Однако другого царя в нашей стране нет.
— Кристин, — вздыхает Вася, и я поднимаю на него взгляд, а затем начинаю разглядывать свой маникюр. Вот пойду к своей маникюрщице: какой сделать? Ядовито-зеленый? Черный с черепушечками?
— Кристина!
— Оу? — едва не падаю назад, но вовремя выпрямившись и морщась от напряжения в спине. — Слушай, вы достали. Не трогала я ваши мощи. И ты, Вася, — тычу пальцем в дьяка, фыркнув громко, — прекрасно это знаешь!

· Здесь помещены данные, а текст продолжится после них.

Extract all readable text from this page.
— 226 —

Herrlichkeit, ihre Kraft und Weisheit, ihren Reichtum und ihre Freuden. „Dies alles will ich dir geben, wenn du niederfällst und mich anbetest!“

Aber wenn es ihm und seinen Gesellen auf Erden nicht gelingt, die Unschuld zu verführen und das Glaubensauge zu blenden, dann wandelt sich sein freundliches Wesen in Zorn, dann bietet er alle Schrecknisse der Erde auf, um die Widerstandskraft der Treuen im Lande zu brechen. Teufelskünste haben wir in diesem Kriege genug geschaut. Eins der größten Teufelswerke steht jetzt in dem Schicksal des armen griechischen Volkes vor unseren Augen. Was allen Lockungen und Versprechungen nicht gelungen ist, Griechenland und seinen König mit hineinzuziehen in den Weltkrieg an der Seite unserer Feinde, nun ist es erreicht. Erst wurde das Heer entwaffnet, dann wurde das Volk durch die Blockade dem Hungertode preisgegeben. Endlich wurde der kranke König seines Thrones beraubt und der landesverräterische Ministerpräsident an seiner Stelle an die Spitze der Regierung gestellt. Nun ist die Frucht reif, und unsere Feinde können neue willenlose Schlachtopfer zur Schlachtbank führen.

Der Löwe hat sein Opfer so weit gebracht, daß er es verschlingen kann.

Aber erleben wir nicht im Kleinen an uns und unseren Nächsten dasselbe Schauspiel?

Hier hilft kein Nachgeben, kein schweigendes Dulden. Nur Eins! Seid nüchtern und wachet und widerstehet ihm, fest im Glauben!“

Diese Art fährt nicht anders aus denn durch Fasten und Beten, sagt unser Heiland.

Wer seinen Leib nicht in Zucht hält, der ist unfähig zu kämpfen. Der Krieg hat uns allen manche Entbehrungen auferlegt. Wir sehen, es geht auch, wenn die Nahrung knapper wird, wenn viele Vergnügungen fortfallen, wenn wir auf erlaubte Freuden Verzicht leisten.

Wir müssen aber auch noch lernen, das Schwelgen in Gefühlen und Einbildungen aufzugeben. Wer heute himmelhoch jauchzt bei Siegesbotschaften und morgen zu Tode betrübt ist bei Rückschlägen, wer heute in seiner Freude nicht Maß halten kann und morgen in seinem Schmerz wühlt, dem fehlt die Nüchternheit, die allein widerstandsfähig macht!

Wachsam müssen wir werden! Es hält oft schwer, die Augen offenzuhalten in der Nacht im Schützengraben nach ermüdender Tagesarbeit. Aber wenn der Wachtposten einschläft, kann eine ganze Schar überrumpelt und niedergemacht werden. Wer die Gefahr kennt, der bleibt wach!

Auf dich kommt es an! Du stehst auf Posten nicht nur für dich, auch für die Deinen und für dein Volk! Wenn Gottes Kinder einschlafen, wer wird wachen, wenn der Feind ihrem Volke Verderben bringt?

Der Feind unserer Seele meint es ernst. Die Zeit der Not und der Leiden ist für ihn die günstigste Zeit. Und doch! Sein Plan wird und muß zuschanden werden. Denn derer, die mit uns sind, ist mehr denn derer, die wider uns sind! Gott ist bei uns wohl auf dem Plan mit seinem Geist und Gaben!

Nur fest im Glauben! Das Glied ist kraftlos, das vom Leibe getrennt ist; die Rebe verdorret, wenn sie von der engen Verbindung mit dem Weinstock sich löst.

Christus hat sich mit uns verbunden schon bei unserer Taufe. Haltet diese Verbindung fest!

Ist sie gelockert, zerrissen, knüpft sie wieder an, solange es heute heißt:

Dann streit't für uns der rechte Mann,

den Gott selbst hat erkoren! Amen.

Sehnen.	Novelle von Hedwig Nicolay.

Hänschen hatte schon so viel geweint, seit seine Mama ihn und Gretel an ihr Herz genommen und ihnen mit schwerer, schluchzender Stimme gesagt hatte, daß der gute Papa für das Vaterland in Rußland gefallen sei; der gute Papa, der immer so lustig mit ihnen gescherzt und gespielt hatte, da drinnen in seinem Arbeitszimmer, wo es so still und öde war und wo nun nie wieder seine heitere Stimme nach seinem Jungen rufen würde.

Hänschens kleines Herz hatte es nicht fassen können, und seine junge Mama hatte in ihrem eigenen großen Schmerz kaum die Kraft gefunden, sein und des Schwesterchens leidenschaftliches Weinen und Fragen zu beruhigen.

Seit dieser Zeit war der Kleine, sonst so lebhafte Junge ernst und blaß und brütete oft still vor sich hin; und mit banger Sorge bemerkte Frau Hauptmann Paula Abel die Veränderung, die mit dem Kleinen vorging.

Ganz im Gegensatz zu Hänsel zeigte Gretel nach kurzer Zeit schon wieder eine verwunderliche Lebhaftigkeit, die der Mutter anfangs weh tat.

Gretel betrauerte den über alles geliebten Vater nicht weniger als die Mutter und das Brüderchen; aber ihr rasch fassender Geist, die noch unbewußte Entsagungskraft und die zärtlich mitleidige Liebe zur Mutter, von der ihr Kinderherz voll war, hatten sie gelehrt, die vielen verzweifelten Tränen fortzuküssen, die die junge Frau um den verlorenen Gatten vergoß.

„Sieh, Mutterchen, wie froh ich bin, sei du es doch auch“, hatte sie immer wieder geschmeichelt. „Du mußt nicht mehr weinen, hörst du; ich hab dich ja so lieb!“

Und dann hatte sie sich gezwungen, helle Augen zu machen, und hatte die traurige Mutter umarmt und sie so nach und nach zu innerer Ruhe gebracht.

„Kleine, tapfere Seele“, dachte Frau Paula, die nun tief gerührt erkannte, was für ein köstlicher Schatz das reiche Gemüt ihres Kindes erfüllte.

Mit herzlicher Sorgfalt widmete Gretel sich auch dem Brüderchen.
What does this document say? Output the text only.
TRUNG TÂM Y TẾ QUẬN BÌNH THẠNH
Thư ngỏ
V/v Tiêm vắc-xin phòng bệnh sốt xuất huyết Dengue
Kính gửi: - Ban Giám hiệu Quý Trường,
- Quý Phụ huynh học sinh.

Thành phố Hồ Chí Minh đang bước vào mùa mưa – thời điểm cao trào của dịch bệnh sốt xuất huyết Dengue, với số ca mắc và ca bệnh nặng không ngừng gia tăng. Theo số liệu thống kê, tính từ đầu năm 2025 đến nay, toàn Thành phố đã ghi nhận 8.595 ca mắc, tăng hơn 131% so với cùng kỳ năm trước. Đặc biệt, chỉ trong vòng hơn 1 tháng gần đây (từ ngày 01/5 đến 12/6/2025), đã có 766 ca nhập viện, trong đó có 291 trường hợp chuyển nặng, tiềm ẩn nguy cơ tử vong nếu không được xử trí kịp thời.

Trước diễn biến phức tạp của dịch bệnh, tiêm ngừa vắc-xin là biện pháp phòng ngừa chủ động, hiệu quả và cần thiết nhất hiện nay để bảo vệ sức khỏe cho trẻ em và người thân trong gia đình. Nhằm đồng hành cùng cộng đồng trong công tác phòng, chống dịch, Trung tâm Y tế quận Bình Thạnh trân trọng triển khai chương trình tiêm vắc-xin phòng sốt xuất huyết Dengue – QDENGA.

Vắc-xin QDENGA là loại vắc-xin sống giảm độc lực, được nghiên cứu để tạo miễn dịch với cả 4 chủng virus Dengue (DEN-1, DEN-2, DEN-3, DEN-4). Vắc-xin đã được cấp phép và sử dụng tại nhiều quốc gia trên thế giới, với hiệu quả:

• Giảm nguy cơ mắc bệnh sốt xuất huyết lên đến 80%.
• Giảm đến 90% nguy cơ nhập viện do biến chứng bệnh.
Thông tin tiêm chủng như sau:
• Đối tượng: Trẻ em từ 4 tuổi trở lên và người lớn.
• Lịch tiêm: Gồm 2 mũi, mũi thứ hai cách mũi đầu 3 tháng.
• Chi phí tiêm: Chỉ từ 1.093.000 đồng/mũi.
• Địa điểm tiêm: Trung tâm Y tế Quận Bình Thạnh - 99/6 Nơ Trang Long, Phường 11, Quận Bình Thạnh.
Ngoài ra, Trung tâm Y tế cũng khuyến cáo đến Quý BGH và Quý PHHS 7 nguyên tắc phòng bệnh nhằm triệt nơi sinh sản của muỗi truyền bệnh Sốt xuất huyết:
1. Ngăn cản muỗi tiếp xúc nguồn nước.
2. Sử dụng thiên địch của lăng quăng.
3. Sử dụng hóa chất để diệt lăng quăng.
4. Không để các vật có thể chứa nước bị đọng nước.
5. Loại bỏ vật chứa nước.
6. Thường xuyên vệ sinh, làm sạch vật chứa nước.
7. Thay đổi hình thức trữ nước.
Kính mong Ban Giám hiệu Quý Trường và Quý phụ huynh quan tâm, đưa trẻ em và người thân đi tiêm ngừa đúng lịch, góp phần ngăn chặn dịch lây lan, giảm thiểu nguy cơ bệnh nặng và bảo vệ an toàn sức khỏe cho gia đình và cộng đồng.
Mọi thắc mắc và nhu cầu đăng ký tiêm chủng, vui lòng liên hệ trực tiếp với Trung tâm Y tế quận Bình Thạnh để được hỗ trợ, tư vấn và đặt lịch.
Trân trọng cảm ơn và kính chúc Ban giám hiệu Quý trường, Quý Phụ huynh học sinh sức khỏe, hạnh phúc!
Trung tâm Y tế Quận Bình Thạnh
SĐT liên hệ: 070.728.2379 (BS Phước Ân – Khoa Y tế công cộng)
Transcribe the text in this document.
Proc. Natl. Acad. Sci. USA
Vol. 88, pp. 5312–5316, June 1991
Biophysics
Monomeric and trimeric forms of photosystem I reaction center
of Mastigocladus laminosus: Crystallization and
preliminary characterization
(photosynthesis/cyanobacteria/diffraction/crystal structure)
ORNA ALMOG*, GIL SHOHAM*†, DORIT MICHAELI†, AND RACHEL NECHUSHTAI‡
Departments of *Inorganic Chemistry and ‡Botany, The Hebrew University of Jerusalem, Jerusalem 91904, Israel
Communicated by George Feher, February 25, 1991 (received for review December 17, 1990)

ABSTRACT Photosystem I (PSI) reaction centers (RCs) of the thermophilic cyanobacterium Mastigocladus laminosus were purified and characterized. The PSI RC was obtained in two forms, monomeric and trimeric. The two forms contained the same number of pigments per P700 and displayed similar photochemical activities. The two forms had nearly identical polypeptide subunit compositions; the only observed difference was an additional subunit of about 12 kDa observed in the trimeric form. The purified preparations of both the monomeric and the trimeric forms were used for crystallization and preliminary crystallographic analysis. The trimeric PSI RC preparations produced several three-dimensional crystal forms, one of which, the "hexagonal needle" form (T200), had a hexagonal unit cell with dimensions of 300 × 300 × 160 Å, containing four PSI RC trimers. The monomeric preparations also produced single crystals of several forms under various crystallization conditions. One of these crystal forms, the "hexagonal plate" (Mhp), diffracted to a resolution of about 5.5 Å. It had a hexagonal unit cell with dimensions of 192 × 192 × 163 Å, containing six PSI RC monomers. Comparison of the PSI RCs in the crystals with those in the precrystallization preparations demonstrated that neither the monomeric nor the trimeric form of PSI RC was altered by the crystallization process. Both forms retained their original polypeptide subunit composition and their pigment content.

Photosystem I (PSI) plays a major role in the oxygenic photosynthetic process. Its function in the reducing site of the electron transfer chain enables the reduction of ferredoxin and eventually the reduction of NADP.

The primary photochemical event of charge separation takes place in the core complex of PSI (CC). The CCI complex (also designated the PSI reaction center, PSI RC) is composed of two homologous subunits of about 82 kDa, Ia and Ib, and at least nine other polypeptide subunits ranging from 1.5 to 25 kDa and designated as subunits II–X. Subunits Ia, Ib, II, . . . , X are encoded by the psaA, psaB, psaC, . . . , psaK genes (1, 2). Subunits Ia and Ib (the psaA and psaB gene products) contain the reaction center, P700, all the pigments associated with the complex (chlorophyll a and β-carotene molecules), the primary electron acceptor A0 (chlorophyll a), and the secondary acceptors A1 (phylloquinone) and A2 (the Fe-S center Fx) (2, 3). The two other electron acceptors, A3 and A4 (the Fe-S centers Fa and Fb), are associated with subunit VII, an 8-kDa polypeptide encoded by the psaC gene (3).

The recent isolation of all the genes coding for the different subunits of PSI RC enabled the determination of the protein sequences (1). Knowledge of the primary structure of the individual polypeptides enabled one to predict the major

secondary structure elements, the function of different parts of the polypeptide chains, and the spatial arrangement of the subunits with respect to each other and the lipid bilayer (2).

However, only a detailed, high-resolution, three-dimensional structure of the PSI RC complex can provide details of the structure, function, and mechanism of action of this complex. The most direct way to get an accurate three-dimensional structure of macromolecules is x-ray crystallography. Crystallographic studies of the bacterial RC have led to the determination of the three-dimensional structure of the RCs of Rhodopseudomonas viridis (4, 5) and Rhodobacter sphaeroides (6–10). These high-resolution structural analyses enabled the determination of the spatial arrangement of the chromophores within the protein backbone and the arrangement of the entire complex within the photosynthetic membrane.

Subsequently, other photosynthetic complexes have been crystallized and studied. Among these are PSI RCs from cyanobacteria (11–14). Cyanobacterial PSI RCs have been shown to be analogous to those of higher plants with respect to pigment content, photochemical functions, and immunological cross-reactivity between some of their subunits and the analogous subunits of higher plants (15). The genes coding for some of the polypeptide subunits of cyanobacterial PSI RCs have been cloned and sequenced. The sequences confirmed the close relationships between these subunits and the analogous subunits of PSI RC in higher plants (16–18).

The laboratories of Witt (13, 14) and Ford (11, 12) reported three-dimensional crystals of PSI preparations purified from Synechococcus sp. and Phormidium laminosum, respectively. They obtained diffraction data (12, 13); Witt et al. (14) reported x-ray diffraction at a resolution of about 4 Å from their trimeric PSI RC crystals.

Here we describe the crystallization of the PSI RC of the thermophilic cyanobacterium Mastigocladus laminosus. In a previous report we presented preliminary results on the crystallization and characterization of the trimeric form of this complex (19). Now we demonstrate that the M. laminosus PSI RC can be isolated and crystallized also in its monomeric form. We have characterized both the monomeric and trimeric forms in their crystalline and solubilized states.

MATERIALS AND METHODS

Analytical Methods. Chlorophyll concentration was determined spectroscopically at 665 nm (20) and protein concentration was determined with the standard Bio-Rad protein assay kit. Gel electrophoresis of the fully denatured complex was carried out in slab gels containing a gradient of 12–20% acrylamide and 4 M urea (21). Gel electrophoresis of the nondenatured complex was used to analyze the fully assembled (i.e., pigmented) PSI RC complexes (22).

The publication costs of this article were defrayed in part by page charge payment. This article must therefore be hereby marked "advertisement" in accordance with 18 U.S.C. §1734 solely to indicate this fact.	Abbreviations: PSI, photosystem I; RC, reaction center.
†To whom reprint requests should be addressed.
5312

Ты же со мной стоял, когда их тырили.
— А может, вы их раньше украли, после чего навели морок. — вставил свои «пять копеек» Виталик, постукивая самопищущим пером и довольно улыбаясь своей теории.
— Нет, — одновременно отвечаем мы с Васей, отчего я удивленно вскидываю бровь.
— Че «нет»? — интересуется Иванушка, почесывая русый затылок и наклоняя голову набок.
— Да какой морок? Во-первых, мы весь алтарь перепроверили три раза на магическое воздействие перед мессой, — поджал губы Василий, а его кадык дернулся, и он бросил в мою сторону немного виноватый взгляд, добавляя:
— Во-вторых, какой морок и Кристина? Она же прилично руну сохранения сил начертить не может, а вы «морок»!
Возмущенно втягиваю носом воздух, желая проклясть его чем-нибудь эдаким. Эти два полудурка ржут, пока я скриплю зубами.
Черт возьми, нашел тоже убедительные доказательства моей невиновности: признал профнепригодность! Да, я не умею в руны. Это просто не мое. Я — некромант-стихийник. Не в плане стихиями управляю, а сила у меня стихийная. Никакие руны просто не укладываются в моей памяти.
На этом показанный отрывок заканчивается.